Nesse momento, levantei-me. Uni minhas a palma de minhas mãos e abri, como se fosse dar um Kame-Rame-Rá - não sei escrever isso. Mirei no zelador, que desviou de uma facada de areia no pescoço.

Concentrei-me no corpo dele. Seus líquidos... Água... Não demorou para que eu sentisse meu estômago revirar quando uma pequena parcela de energia esvaiu-se mim. Abri os olhos para ver o homem soando como porco. A água de seu corpo saia em forma de vapor e de suor, mas livre de qualquer outra coisa que não fosse água.

Ele percebeu quando seu suor flutuou na minha direção. Juntou as mãos e tentou lançar um raio em mim, mas não aconteceu nada. Balbuciou "merda" quando saiu correndo para o lado de fora.

Fernanda me encarou.

— VAMBORA! - berrou.

E saímos em disparada na direção do cara. Quando chegamos perto da saída, ele conseguiu, com um último esforço, lançar uma grande bola de energia, que quebrou o muro frontal da escola. Os pedaços de concreto e cimento explodiram para todos os lados em um som gostoso.
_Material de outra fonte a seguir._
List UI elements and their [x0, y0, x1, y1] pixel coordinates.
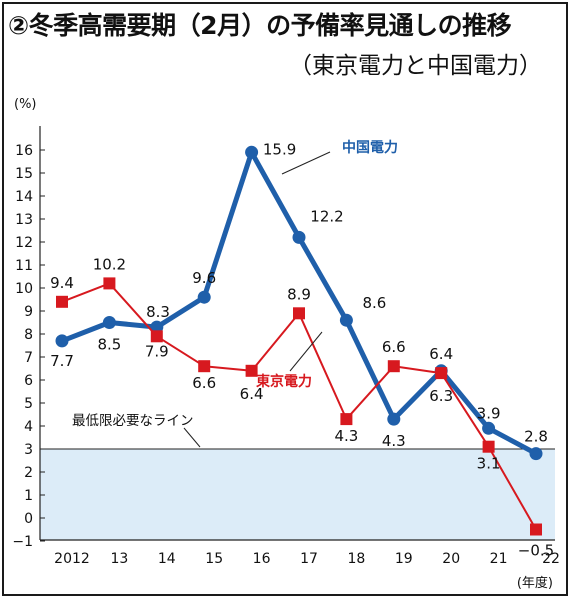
data-point-tokyo	[482, 440, 495, 453]
data-point-tokyo	[245, 364, 258, 377]
data-label-tokyo: 10.2	[93, 255, 126, 273]
data-label-tokyo: 4.3	[334, 427, 358, 445]
y-tick-label: 15	[15, 166, 33, 182]
data-label-chugoku: 7.7	[50, 352, 74, 370]
reference-leader	[183, 427, 201, 448]
x-tick-label: 14	[158, 551, 176, 567]
data-point-tokyo	[198, 360, 211, 373]
x-tick-label: 19	[395, 551, 413, 567]
data-point-chugoku	[245, 145, 259, 159]
y-tick-label: 0	[24, 511, 33, 527]
data-label-tokyo: 6.6	[192, 374, 216, 392]
data-point-chugoku	[197, 290, 211, 304]
data-point-chugoku	[482, 421, 496, 435]
data-point-chugoku	[55, 334, 69, 348]
y-tick-label: 16	[15, 143, 33, 159]
data-label-chugoku: 3.9	[477, 404, 501, 422]
y-tick-label: 6	[24, 373, 33, 389]
chart-title: ②冬季高需要期（2月）の予備率見通しの推移	[8, 11, 512, 40]
x-tick-label: 2012	[54, 551, 90, 567]
data-label-chugoku: 15.9	[263, 140, 296, 158]
y-axis-unit: (%)	[14, 97, 37, 112]
data-label-chugoku: 6.4	[429, 345, 453, 363]
data-point-chugoku	[339, 313, 353, 327]
y-tick-label: 2	[24, 465, 33, 481]
x-tick-label: 18	[347, 551, 365, 567]
data-point-chugoku	[102, 316, 116, 329]
series-leader-chugoku	[281, 151, 331, 175]
y-tick-label: 12	[15, 235, 33, 251]
data-point-tokyo	[530, 523, 542, 536]
y-tick-label: 13	[15, 212, 33, 228]
data-point-chugoku	[387, 412, 401, 426]
data-point-tokyo	[103, 277, 116, 290]
data-label-tokyo: 7.9	[145, 342, 169, 360]
y-tick-label: 4	[24, 419, 33, 435]
data-label-chugoku: 4.3	[382, 432, 406, 450]
data-label-tokyo: 6.4	[240, 385, 264, 403]
series-label-tokyo: 東京電力	[256, 373, 312, 390]
data-label-tokyo: 6.3	[429, 387, 453, 405]
data-point-tokyo	[435, 367, 448, 380]
data-label-chugoku: 8.3	[146, 303, 170, 321]
y-tick-label: −1	[12, 534, 33, 550]
data-point-tokyo	[387, 360, 400, 373]
data-label-tokyo: 6.6	[382, 338, 406, 356]
data-label-chugoku: 12.2	[310, 207, 343, 225]
data-point-chugoku	[292, 230, 306, 244]
data-label-tokyo: 3.1	[477, 455, 501, 473]
y-tick-label: 14	[15, 189, 33, 205]
x-tick-label: 22	[542, 551, 560, 567]
data-label-chugoku: 8.5	[97, 336, 121, 354]
y-tick-label: 9	[24, 304, 33, 320]
series-label-chugoku: 中国電力	[342, 139, 398, 156]
series-leader-tokyo	[289, 331, 323, 372]
data-label-tokyo: 9.4	[50, 274, 74, 292]
y-tick-label: 5	[24, 396, 33, 412]
chart-subtitle: （東京電力と中国電力）	[289, 53, 542, 79]
y-tick-label: 11	[15, 258, 33, 274]
y-tick-label: 8	[24, 327, 33, 343]
y-tick-label: 7	[24, 350, 33, 366]
reference-band	[40, 449, 555, 540]
x-tick-label: 21	[490, 551, 508, 567]
data-label-tokyo: −0.5	[518, 542, 554, 560]
data-label-chugoku: 2.8	[524, 428, 548, 446]
y-tick-label: 1	[24, 488, 33, 504]
y-tick-label: 10	[15, 281, 33, 297]
reference-line-label: 最低限必要なライン	[72, 413, 194, 429]
x-tick-label: 17	[300, 551, 318, 567]
x-axis-unit: (年度)	[517, 575, 553, 591]
data-label-chugoku: 9.6	[192, 269, 216, 287]
data-point-chugoku	[529, 447, 543, 461]
data-label-tokyo: 8.9	[287, 285, 311, 303]
x-tick-label: 15	[205, 551, 223, 567]
data-point-tokyo	[56, 295, 68, 308]
x-tick-label: 20	[442, 551, 460, 567]
x-tick-label: 13	[110, 551, 128, 567]
data-label-chugoku: 8.6	[362, 294, 386, 312]
data-point-tokyo	[340, 413, 353, 426]
x-tick-label: 16	[253, 551, 271, 567]
y-tick-label: 3	[24, 442, 33, 458]
data-point-tokyo	[293, 307, 305, 320]
data-point-tokyo	[150, 330, 163, 343]
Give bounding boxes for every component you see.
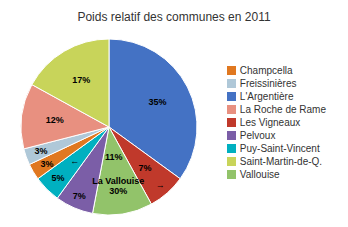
html-text:La Roche de Rame: La Roche de Rame <box>239 103 326 115</box>
html-text:Pelvoux: Pelvoux <box>239 129 276 141</box>
html-text:Vallouise: Vallouise <box>239 168 280 180</box>
svg-text:7%: 7% <box>139 163 152 173</box>
html-text:Saint-Martin-de-Q.: Saint-Martin-de-Q. <box>239 155 323 167</box>
svg-text:→: → <box>156 180 165 190</box>
html-text:Les Vigneaux: Les Vigneaux <box>239 116 301 128</box>
svg-text:3%: 3% <box>35 146 48 156</box>
html-text:L'Argentière: L'Argentière <box>239 90 294 102</box>
svg-text:5%: 5% <box>51 173 64 183</box>
svg-text:11%: 11% <box>105 152 123 162</box>
html-text:Champcella: Champcella <box>239 64 293 76</box>
html-text:Puy-Saint-Vincent: Puy-Saint-Vincent <box>239 142 320 154</box>
svg-text:7%: 7% <box>73 191 86 201</box>
html-text:Poids relatif des communes en: Poids relatif des communes en 2011 <box>77 10 271 24</box>
svg-text:La Vallouise30%: La Vallouise30% <box>92 176 144 196</box>
svg-text:17%: 17% <box>72 75 90 85</box>
svg-text:35%: 35% <box>149 97 167 107</box>
svg-text:3%: 3% <box>40 159 53 169</box>
svg-text:←: ← <box>70 156 79 166</box>
html-text:Freissinières: Freissinières <box>239 77 297 89</box>
svg-text:12%: 12% <box>46 115 64 125</box>
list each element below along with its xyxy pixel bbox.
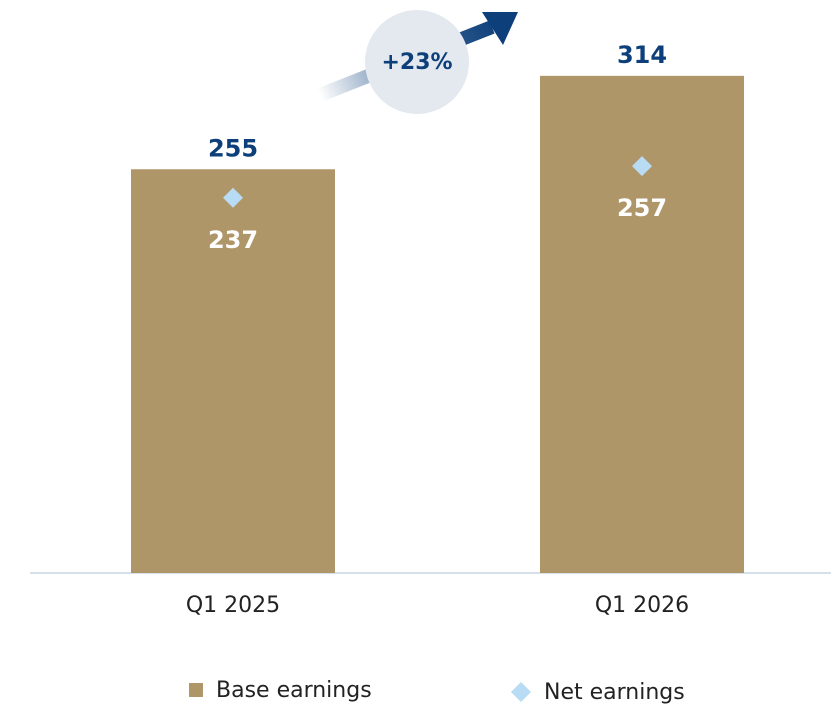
x-tick-label: Q1 2025 [186,593,280,618]
legend-swatch [511,682,531,702]
bar-value-label: 255 [208,134,258,162]
net-value-label: 237 [208,226,258,254]
net-marker [632,156,652,177]
net-value-label: 257 [617,194,667,222]
x-tick-label: Q1 2026 [595,593,689,618]
annotation-bubble [365,10,469,114]
bar [540,75,744,573]
bar-value-label: 314 [617,41,667,69]
legend-label: Net earnings [544,680,685,704]
annotation: +23% [381,50,452,75]
net-marker [223,187,243,208]
bar [131,169,335,573]
legend-swatch [189,683,203,697]
legend-label: Base earnings [216,678,372,703]
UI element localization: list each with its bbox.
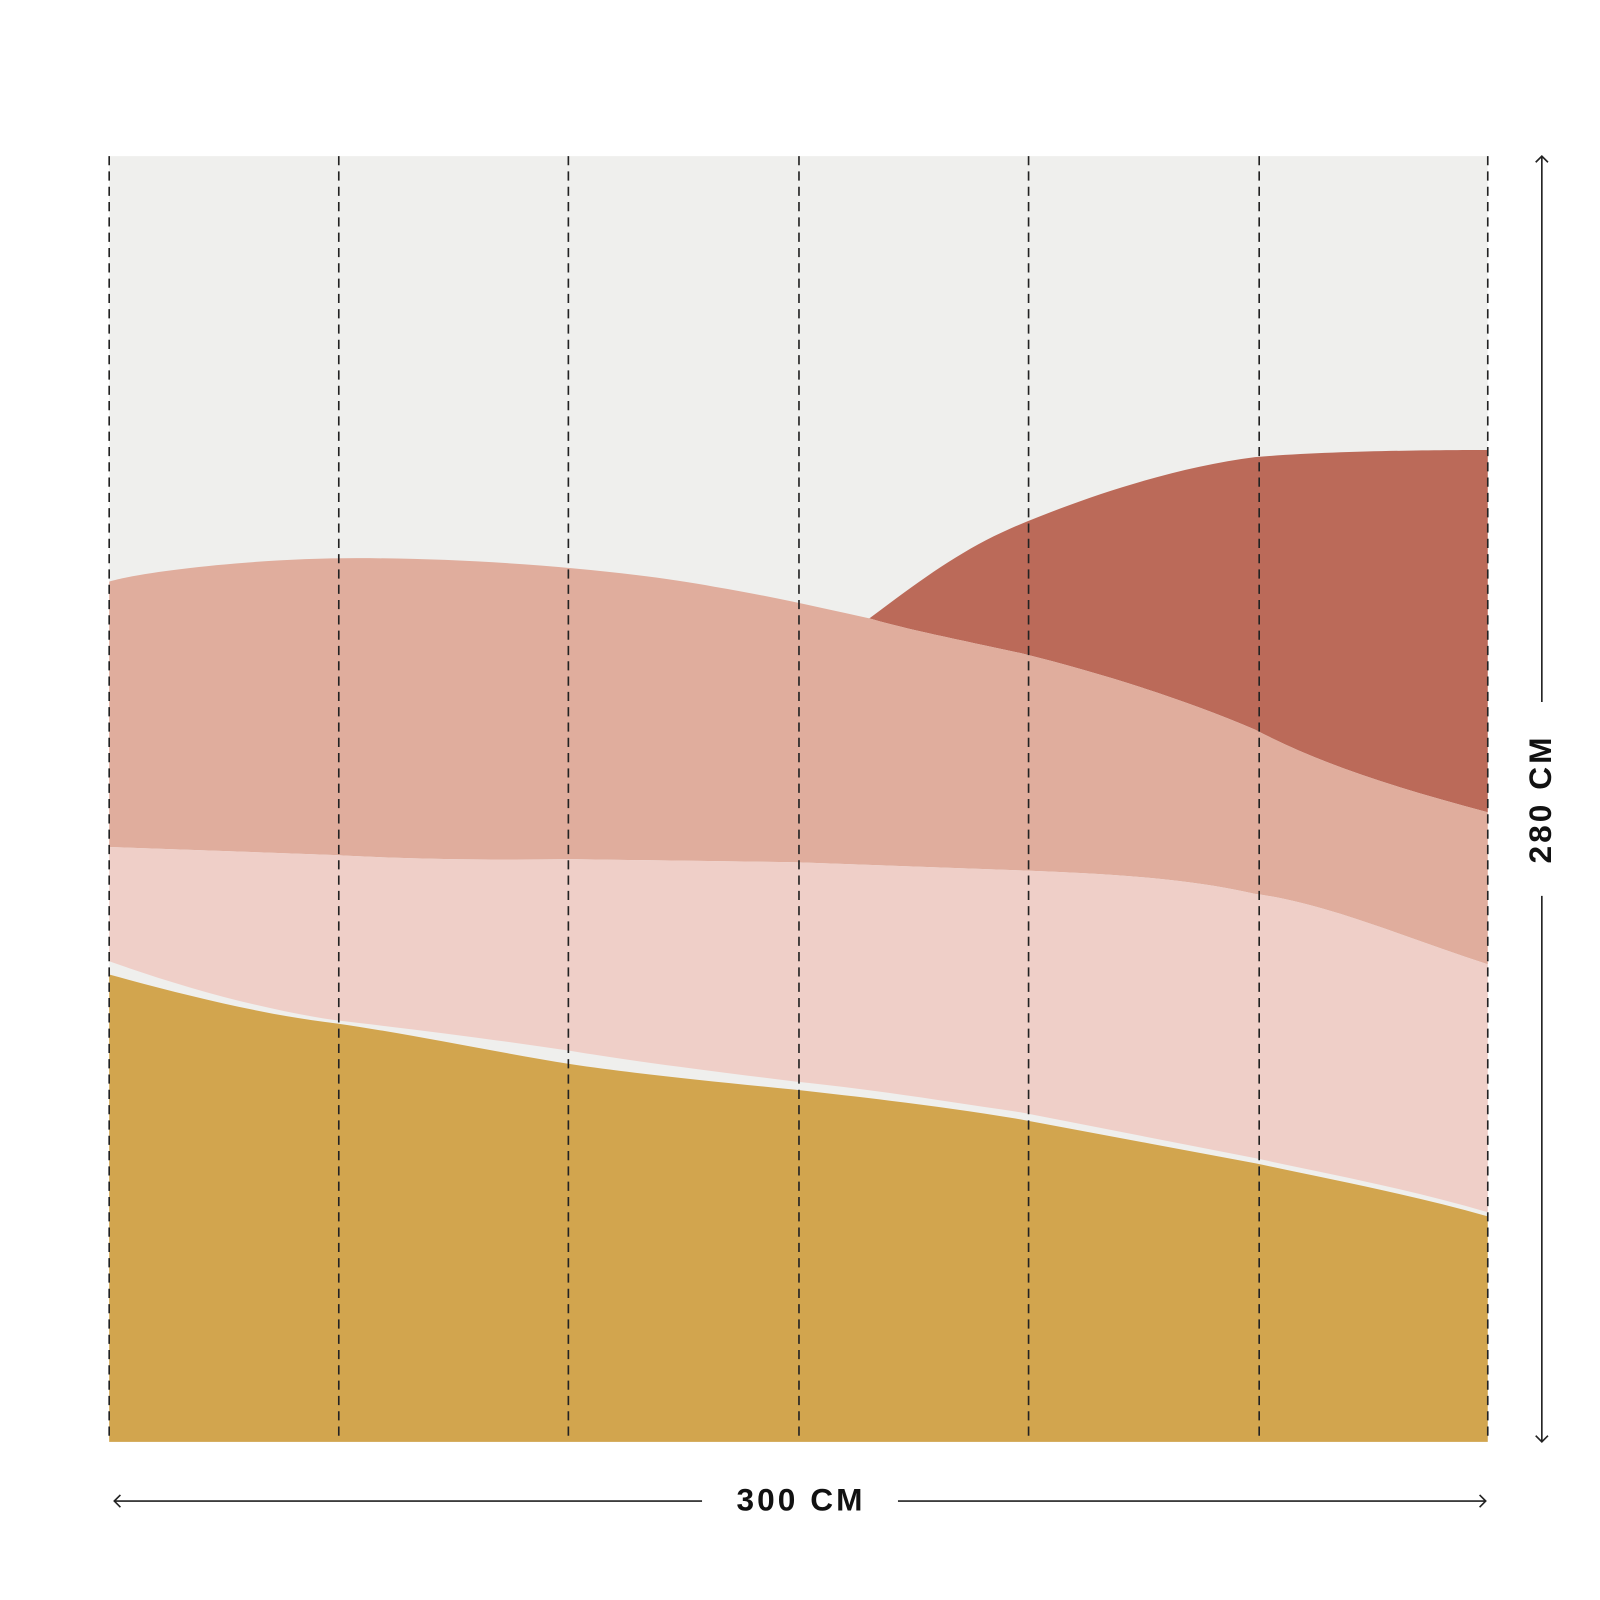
height-label: 280 CM: [1522, 734, 1558, 863]
panel-cut-lines: [108, 156, 1489, 1442]
dimension-arrow: [1535, 895, 1549, 1443]
dimension-arrow: [1535, 154, 1549, 703]
height-dimension: 280 CM: [1522, 154, 1558, 1443]
gold-ground: [109, 974, 1488, 1442]
dimension-arrow: [113, 1494, 703, 1508]
width-dimension: 300 CM: [113, 1481, 1487, 1517]
dimension-arrow: [897, 1494, 1487, 1508]
dark-hill: [869, 450, 1488, 813]
width-label: 300 CM: [736, 1481, 865, 1517]
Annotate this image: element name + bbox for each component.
Na pista ao lado de fora, um grande caminhão com a caçamba cheia de botijões de gás tentava escapar de um GRANDE engarrafamento. Os carros buzinavam como louco, enfatizando a cena "loka".

O homem chegou perto do caminhão. Pôs as mãos debaixo da cabine do motorista e ergueu o caminhão no ar. Virou-se para nós, então fitei seu semblante uma última vez; parecia orgulhoso, como se dissesse "vou ganhar uma grana das boas!". Quando ele levou a mão para trás, percebi o que ia fazer. Não tive muito tempo para ficar impressionada, pois o caminhão foi arremessado contra a escola.

A última coisa que me lembro resume-se a gritos e um barulho ensurdecedor vindo do parque. Escombros se misturando à poeira e gritos desesperados, todos abafados por sirenes.